Este meu livro retrata comportamentos, vícios e virtudes ligados ao mundo do futebol. São contos de ficção que abordam a vivência e retratam a realidade da sociedade contemporânea. O meu colega Francisco Andrade, que apresentou o livro em Coimbra, disse que este livro é profilático, didáctico e pedagógico. E é na sua opinião um livro imprescindível, quer para jogadores como para treinadores. Por isso mesmo recomendava a compra aos sindicatos para os distribuir pelos seus associados.

No primeiro capítulo fala do futebol feminino. O SJPF está agora a apoiar esta vertente mais intensamente. Acha que há espaço para a modalidade evoluir em Portugal?

Hoje felizmente existem mais mulheres com cursos superiores do que homens. As mulheres igualam e até superam os homens na maioria das várias actividades profissionais. Cada vez mais, se vêm mais raparigas interessadas na prática de futebol. Com uma adequada estrutura de quadros competitivos nos escalões de formação. A evolução do futebol feminino será num futuro breve, uma certeza!  

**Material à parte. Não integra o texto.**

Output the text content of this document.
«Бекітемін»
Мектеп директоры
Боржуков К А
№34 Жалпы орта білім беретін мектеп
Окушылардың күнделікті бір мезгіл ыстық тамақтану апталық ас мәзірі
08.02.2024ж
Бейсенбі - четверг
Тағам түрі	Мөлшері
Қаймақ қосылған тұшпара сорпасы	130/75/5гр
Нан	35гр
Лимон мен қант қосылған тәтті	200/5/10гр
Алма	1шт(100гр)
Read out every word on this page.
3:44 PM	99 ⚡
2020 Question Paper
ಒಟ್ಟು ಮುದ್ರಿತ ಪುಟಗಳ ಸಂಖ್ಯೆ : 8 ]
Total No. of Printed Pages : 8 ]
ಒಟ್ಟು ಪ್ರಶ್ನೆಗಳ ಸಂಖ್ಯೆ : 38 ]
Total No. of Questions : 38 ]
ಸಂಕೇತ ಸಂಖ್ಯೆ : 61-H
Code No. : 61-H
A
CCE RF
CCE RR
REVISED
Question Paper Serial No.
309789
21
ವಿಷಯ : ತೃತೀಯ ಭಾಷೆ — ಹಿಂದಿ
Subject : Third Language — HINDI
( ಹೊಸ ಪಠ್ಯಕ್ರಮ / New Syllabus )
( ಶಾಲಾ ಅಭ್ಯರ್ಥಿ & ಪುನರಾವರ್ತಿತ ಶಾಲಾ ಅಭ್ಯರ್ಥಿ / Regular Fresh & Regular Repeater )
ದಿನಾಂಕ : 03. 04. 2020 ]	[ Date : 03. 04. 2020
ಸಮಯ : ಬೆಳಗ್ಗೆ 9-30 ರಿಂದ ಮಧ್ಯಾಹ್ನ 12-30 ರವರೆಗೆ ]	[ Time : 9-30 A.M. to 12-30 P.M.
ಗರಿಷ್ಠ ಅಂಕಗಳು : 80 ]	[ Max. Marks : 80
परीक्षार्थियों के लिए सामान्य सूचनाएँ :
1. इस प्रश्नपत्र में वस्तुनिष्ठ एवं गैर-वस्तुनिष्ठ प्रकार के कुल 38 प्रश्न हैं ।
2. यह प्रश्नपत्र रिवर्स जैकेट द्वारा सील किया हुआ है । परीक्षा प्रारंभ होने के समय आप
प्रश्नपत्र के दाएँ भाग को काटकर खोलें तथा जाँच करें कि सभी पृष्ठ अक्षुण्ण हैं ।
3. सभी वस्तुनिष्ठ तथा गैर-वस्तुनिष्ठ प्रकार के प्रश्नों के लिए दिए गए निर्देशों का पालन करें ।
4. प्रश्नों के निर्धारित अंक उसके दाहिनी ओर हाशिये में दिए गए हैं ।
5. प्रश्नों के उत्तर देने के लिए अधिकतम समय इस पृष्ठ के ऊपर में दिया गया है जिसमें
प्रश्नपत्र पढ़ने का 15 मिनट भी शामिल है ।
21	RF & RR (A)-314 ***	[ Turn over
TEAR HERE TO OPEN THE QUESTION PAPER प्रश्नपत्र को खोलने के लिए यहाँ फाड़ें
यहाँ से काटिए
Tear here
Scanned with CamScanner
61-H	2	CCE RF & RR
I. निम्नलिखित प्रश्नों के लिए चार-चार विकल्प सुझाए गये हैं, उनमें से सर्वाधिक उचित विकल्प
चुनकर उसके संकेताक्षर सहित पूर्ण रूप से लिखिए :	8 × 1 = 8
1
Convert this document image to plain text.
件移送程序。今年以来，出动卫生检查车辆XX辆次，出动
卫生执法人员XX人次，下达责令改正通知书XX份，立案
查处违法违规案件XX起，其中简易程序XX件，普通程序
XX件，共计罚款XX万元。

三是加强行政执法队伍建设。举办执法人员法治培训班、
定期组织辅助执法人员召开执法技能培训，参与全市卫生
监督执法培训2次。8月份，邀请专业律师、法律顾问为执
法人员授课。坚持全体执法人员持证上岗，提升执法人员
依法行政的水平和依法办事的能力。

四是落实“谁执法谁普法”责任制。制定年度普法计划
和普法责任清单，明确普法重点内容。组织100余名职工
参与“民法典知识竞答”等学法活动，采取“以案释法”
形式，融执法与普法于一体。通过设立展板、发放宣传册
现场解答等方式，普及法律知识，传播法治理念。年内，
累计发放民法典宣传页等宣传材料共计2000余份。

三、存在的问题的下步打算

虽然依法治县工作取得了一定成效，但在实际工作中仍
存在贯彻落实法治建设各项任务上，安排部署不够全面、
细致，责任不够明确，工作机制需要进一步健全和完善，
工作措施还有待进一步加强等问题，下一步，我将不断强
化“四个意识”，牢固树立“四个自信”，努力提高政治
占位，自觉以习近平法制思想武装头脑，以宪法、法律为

Escreve ainda que os jogadores são ídolos de pés de barro. Passou por isso enquanto jogador?

Claro que passei, sobretudo quando parti a perna estive quase um ano sem jogar. Quem não aparece esquece. Mas, foi um esquecimento temporal, porque dada a minha perseverança, recuperei o lugar no clube e na selecção.

Fala também da difícil relação com os dirigentes. Sentiu-as na pele como jogador e ou como treinador?

Sim. Na pele, na acepção da palavra, porque de facto nunca algum dirigente conseguiu ultrapassar os meus direitos.

O capítulo dedicado ao doping é um claro aviso aos jogadores? E também aos dirigentes?

O conto do Doping, o do Subconsciente e o da Corrupção, são apenas temas fictícios. Mas sabendo, como se sabe, que a ficção muitas das vezes se confunde com a realidade. A pergunta tem razão de ser. 

Tinha alguma superstição como jogador? E como treinador?

Sim, como jogador entrava em campo sempre com o pé direito. Como treinador, se ganhasse, usava a mesma roupa no jogo seguinte.  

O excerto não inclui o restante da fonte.